Notable new features:

PDB2PKA as an alternative to PROPKA for calculating pH values used to protonate residues. This feature is EXPERIMENTAL. The libraries to make this feature available are included in the binary releases. They are NOT included in the source code and are not compiled with the rest of PDB2PQR.

Improved web interface.

NEW FEATURES
- Improved look of web interface
- Option to automatically drop water from pdb file before processing.
- Integration of PDB2PKA into PDB2PQR as an alternative to PROPKA.
- Support for compiling with VS2008 in Windows.
- Option to build with debug headers.
- PDB2PKA now detects and reports non Henderson-Hasselbalch behavior.
- PDB2PKA can be instructed whether or not to start from scratch with --pdb2pka-resume
- Can now specify output directory for PDB2PKA.
- Improved error regarding backbone in some cases.
- Changed time format on querystatus page
- Improved error catching on web interface.

BUG FIXES
- Fixed executable name when creating binaries for Unix based operating systems.
- Fixed potential crash when using --clean with extensions.
- Fixed MAXATOMS display on server home page.
- PDB2PKA now mostly respects the --verbose setting.
- Fixed how hydrogens are added by PDB2PKA for state changes in some cases.
- Fixed psize error check.
- Will now build properly without ligand support if numpy is not installed.
- Removed old automake build files from all tests ported to scons.
- Fixed broken opal backend.

CHANGES
- Command line interface to PROPKA changed to accommodate PDB2PKA. PROPKA is now used with --ph-calc-method=propka. --with-ph now defaults to 7.0 and is only required if a different pH value is required.
- --ph-calc-method to select optional method to calculate pH values used to protonate titratable residues.

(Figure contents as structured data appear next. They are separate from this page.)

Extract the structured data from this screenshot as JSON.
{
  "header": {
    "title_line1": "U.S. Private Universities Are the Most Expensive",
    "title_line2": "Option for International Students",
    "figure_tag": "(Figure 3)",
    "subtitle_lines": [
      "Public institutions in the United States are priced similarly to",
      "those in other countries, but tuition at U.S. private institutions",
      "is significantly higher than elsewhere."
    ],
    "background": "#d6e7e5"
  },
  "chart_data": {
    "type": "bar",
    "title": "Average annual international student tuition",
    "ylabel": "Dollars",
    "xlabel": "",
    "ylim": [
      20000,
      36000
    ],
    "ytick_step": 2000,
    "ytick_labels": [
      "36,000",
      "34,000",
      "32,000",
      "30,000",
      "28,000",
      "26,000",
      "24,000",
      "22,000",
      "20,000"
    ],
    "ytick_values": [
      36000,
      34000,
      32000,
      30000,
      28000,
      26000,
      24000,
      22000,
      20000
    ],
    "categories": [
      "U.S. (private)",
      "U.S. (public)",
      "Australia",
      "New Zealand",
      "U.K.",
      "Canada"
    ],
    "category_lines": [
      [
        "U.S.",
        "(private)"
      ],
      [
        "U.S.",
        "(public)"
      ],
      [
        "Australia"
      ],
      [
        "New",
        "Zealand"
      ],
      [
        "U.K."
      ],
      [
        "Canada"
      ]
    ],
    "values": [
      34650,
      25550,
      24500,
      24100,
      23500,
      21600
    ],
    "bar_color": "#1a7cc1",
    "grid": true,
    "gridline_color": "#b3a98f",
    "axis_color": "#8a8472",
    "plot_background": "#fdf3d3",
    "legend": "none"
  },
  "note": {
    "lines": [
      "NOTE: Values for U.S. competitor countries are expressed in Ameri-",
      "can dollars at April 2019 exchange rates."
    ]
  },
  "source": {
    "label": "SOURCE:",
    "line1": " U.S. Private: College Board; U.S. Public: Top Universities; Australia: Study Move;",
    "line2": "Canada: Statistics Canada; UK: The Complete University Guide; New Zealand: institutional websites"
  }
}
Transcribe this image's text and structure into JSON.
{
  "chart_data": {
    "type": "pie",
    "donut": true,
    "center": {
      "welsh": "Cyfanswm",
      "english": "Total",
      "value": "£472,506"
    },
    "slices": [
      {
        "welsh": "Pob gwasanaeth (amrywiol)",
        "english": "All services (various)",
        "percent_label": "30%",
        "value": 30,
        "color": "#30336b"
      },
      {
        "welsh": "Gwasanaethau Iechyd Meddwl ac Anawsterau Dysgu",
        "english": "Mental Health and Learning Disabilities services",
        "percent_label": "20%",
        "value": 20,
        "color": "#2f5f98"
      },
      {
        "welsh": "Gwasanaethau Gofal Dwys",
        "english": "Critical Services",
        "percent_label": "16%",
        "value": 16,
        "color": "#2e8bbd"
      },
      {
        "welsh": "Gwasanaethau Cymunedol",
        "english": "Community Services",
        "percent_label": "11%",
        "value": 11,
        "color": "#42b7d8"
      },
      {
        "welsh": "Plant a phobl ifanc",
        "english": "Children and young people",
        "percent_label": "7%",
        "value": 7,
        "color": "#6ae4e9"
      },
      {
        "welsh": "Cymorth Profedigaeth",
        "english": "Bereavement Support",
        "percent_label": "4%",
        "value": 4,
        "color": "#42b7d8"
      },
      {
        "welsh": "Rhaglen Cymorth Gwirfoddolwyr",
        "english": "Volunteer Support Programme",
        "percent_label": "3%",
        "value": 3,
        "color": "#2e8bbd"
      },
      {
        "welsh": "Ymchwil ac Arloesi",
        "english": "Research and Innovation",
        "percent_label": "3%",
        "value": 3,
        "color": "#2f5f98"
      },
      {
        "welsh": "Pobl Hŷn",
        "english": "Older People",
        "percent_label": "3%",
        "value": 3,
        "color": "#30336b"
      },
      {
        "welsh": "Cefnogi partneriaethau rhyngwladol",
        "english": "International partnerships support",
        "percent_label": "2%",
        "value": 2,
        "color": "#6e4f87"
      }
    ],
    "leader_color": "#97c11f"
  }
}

Possible options are "propka" and "pdb2pka".
- Dropped support for compilation with mingw. Building on Windows now requires VS 2008 installed in the default location.
- Updated included Scons to 2.3.3
- PDB2PKA can now be run directly (not integrated in PDB2PQR) with pka.py. Arguments are `PDB file` and `Output directory`.
- No longer providing 32-bit binary builds. PDB2PKA support is too memory intensive to make this practical in many cases.

KNOWN BUGS
- If more than one extension is run from the command line and one of the extensions modifies the protein data structure it could affect the output of the other extension. The only included extensions that exhibit this problem are resinter and newresinter.
- Running ligands and PDB2PKA at the same time is not currently supported.
- PDB2PKA currently leaks memory slowly. Small jobs will use about twice the normally required RAM (ie ~14 titratable residues will use 140MB). Big jobs will use about 5 times the normally required RAM ( 60 titratable residues will use 480MB ). We are working to fix this.